One month after she moved to New York City, the September 11 attacks took place. She was contacted that morning by a producer from SIC Notícias, where she had previously interned, and was directed to meet a news crew atop the CBS Building in Midtown Manhattan, where she would go live in three hours. Before going on air, she was told, "Prepare yourself. The whole of Portugal is watching you."

After receiving her degree from Columbia, van Zeller moved to London to work for a documentary producer, with hopes of covering the Iraq War. With London as her new base, she studied Arabic at Damascus University in Syria in order to better seek out stories in the Middle East. Over the next two years, her freelance documentaries from Syria appeared on PBS's Frontline/World, the CBC, and Channel 4 (United Kingdom). In 2005, she joined Current TV as a correspondent and producer for the Vanguard documentary series.

Van Zeller is fluent in Portuguese, English, Spanish, Italian, and French. She also speaks some Arabic.

==Personal life==
Van Zeller is married to her former Columbia classmate Darren Foster, who is a series producer and director with National Geographic Channel. In July 2010, she gave birth to their child, a son named Vasco.
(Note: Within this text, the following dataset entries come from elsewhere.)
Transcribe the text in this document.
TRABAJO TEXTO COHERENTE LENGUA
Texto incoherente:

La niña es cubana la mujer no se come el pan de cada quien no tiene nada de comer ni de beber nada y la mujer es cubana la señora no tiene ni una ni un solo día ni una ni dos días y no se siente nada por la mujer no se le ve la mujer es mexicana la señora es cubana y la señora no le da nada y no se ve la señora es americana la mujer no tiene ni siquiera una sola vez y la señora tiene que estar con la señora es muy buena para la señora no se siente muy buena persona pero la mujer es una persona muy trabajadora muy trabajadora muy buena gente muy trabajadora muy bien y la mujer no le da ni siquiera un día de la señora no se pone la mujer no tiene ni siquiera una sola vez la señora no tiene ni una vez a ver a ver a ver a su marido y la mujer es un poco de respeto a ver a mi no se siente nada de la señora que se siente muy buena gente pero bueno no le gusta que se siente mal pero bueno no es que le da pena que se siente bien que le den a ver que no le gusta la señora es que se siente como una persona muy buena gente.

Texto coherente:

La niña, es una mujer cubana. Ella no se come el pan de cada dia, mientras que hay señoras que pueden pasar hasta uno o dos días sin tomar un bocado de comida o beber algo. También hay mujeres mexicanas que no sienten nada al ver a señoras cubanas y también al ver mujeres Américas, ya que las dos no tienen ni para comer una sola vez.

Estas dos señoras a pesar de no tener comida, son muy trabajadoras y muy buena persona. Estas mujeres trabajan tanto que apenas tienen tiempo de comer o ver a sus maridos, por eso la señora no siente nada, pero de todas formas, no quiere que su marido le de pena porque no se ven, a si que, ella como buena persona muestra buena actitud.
She became an American citizen on March 17, 2015.

==Filmography==
- Vanguard (2008–2013)
- Narco Bling (2012)
- Obama's Army
- El Chapo: CEO of Crime (2013)
- Inside: Secret America (2013), also known as Undercover USA
- Pimp City: A Journey to the Center of the Sex Slave Trade (2014)
- Trafficked with Mariana van Zeller (2020–2024)
- Trafficked: Underworlds With Mariana van Zeller (2024–2025)

==Awards==

| Year | Award | Organization | Work | Category | Result |
| 2008 | Livingston Award for Young Journalists | Mollie Parnis Livingston Foundation | Reporting on the Iran–Iraq border | Best International Reporting | Nominated |
| 2009 | Webby Award | International Academy of Digital Arts and Sciences | "Obama's Army" | News & Politics: Individual Episodes | Won |
| 2010 | Peabody Award | Henry W. Grady College of Journalism and Mass Communication | "The OxyContin Express" |  | Won |
| 2011 | "Greatest Person of the Day" | Huffington Post |  |  | Won |
| Livingston Award for Young Journalists | Mollie Parnis Livingston Foundation | "Rape on the Reservation" |  | Won |

"The OxyContin Express" also received the 2010 Television Academy Honor, a Prism Award and an Emmy nomination.